Сохранилась кинохроника со Спиридоновой. Она была дочерью генерала. Всегда ходила в корсете, в большой шляпе — с какими-то перьями, с большими-большими полями. Красиво. Я согласилась. Спиридонова по хронике — брюнетка с широкими черными бровями. Мне надели черный парик, красивую шляпу, корсет — портретно похоже. Но я подумала, что такой костюм меня уведет в те классические роли женщин, совершенно не связанных с политикой. И тогда я попросила сшить костюм не на студии, а в современном ателье. Потому что мне нужно было, чтобы это был костюм с современными линиями, из современного материала, но силуэт костюма из того времени. Размер — на два номера больше, чем я ношу. Мне казалось, что складки, опущенные плечи платья — подсознательно вызовут у зрителя чувство обреченности героини.

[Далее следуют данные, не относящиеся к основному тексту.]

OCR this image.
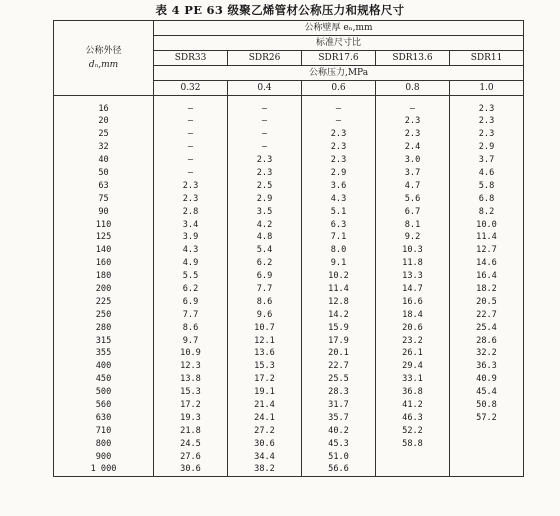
表 4 PE 63 级聚乙烯管材公称压力和规格尺寸
公称外径
dₙ,mm	公称壁厚 eₙ,mm				
	标准尺寸比				
	SDR33	SDR26	SDR17.6	SDR13.6	SDR11
	公称压力,MPa				
	0.32	0.4	0.6	0.8	1.0
16	—	—	—	—	2.3
20	—	—	—	2.3	2.3
25	—	—	2.3	2.3	2.3
32	—	—	2.3	2.4	2.9
40	—	2.3	2.3	3.0	3.7
50	—	2.3	2.9	3.7	4.6
63	2.3	2.5	3.6	4.7	5.8
75	2.3	2.9	4.3	5.6	6.8
90	2.8	3.5	5.1	6.7	8.2
110	3.4	4.2	6.3	8.1	10.0
125	3.9	4.8	7.1	9.2	11.4
140	4.3	5.4	8.0	10.3	12.7
160	4.9	6.2	9.1	11.8	14.6
180	5.5	6.9	10.2	13.3	16.4
200	6.2	7.7	11.4	14.7	18.2
225	6.9	8.6	12.8	16.6	20.5
250	7.7	9.6	14.2	18.4	22.7
280	8.6	10.7	15.9	20.6	25.4
315	9.7	12.1	17.9	23.2	28.6
355	10.9	13.6	20.1	26.1	32.2
400	12.3	15.3	22.7	29.4	36.3
450	13.8	17.2	25.5	33.1	40.9
500	15.3	19.1	28.3	36.8	45.4
560	17.2	21.4	31.7	41.2	50.8
630	19.3	24.1	35.7	46.3	57.2
710	21.8	27.2	40.2	52.2	
800	24.5	30.6	45.3	58.8	
900	27.6	34.4	51.0		
1 000	30.6	38.2	56.6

Или, например, «Тартюф»… Спектакль забавно был для того времени оформлен. Рисованные в больших рамах персонажи спектакля. Аникст и Бархин принесли прекрасные эскизы костюмов. Но у меня, Эльмиры, во II акте — сцена раздевания, а ведь платье не снимешь! Поэтому я придумала плащ, который можно снять. Придумала верхнюю деталь — такое фигаро с пышными рукавами, которое тоже можно легко снять. И я оставалась в вечернем платье на бретельках, в котором не стыдно показаться перед зрителями. И в то же время — целых две детали сняты, и все на глазах у публики. Я уже давно не играю этот спектакль, но никогда не забуду, как зрительный зал взрывался аплодисментами и стонал от хохота именно на этой сцене раздевания.

— Вы играли Шекспира, Мольера, Толстого, Чехова… Есть ли общеев у этих авторов для вас — актрисы?

— Вы коснулись очень для меня интересного и, увы, обширного вопроса. Чтобы не говорить о разных временах, давайте поговорим о Толстом и Чехове. Я сыграла Лизу в «Живом трупе» и Пашеньку в «Отце Сергии», Аркадину в «Чайке», Раневскую в «Вишневом саде», Машу в «Трех сестрах».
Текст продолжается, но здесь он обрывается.